作品レビュー「日の名残」執筆:池端規恵子
- tokyoeizobrig
- 2015年9月1日
- 読了時間: 2分
更新日:11月7日

鑑賞作品:「日の名残」垣田篤人
純粋すぎるほどのカメラ
執筆者:池端規恵子
この作品は、作者の日常の様々なシーン、非常に断片的な映像のかけらを集めて作られたものだ。作者によると、これまで携帯で撮影してきた動画データが主な素材らしい。おそらく作者の飼い猫と思われる猫の映像から始まり、どこかの祭りの神輿(きっと古い携帯で撮影されたものだろう)、看板のネオン、木々の木漏れ日や雨の日の窓、夜の駅や商店街など…誰しもどこかで見たことがあるものが、淡々と流れてゆく。
難しいことは抜きにして、私は見ていて面白かった。単純に、これらの映像を撮る作者の姿を思い描くことができたからだ。人混みの間から神輿の様子を撮影したり、通行人(声だけが聞こえる)をよそに街路樹を映し続けたり(きっと通行人は「この人何してるんだろう」と作者を訝し気に眺めたはずだ)。
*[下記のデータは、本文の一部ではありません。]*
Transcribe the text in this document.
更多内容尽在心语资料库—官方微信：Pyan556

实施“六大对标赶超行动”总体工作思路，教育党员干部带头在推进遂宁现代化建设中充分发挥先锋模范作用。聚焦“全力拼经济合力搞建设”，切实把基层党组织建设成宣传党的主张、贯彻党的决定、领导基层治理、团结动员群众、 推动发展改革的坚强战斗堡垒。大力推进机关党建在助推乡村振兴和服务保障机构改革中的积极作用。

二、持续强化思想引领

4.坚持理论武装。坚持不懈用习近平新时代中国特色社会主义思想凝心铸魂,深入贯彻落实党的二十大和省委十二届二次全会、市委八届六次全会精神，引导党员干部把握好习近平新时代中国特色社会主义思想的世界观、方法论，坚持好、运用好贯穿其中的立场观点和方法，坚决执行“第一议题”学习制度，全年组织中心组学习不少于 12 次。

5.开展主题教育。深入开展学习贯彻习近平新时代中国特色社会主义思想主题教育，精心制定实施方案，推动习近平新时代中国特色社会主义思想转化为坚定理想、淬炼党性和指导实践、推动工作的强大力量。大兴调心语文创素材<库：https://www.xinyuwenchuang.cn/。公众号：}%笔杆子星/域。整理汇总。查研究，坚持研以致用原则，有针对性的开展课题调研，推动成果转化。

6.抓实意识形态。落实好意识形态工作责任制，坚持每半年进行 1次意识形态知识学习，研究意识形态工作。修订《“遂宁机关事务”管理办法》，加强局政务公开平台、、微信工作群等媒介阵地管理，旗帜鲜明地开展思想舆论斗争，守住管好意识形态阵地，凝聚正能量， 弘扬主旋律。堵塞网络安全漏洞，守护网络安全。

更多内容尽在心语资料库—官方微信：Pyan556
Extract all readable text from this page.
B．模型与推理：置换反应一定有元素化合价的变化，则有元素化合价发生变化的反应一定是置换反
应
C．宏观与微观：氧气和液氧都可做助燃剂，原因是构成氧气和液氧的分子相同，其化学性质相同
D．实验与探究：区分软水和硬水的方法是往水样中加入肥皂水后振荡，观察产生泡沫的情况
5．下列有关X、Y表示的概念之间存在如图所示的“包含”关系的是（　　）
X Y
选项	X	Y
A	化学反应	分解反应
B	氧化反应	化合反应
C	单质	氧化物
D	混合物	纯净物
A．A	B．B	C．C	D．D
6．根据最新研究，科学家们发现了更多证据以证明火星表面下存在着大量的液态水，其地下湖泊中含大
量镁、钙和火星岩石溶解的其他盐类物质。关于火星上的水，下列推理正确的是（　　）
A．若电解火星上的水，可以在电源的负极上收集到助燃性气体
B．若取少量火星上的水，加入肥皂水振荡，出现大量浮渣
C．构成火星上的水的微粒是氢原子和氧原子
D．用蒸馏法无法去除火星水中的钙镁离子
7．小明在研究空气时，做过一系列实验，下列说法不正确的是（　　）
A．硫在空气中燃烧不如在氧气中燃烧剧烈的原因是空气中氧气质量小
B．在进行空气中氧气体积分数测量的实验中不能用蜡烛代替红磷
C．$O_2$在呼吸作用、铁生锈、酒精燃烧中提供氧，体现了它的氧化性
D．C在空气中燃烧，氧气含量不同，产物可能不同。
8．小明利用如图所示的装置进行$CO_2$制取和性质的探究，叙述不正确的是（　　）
私自身の撮影経験とも重なって、作者の姿を勝手に自分と置き換えて楽しんでいたのかもしれない。夜の高架下のシーンでは、向かってきた自転車が思いのほか自分の近くを通り、あわててカメラを背ける様子が記録されている。何かを集中して撮っていると、そういうことはよくあるなと共感した。
しかし作者は、一体何を撮ることに集中していたのだろう?
作者の撮り方は状況をわかりやすく説明しようとするものではないし、アングルや構図に洒落っ気も感じない。というよりむしろ、作者の視線のまま(作者の背丈から見える、作者が見たもの)を撮ろうとしているように感じる。その目と対象の間にカメラがある…と言うような。作者は、何かを見ようとしているのだろう。しかしその意志は強く感じても、私には「なぜそれを見なければいけないのか」という理由を想像することができない。作者が本当に見ようとしている“何か”を、私にわかりやすい形では提示してくれないからだ。そもそも理由があるのかどうかもわからない。もっと本能的に、ただ引き寄せられるように見つめているのかもしれない。
これらの“自分が何かを見つめた”記録を集めて繋いでみた時、作者本人は何を感じたのだろうか。自分が見つめていた理由、その輪郭をつかむことで、過ぎ去った『日の名残り』を感じ取ろうとしたのかもしれない…と私は想像している。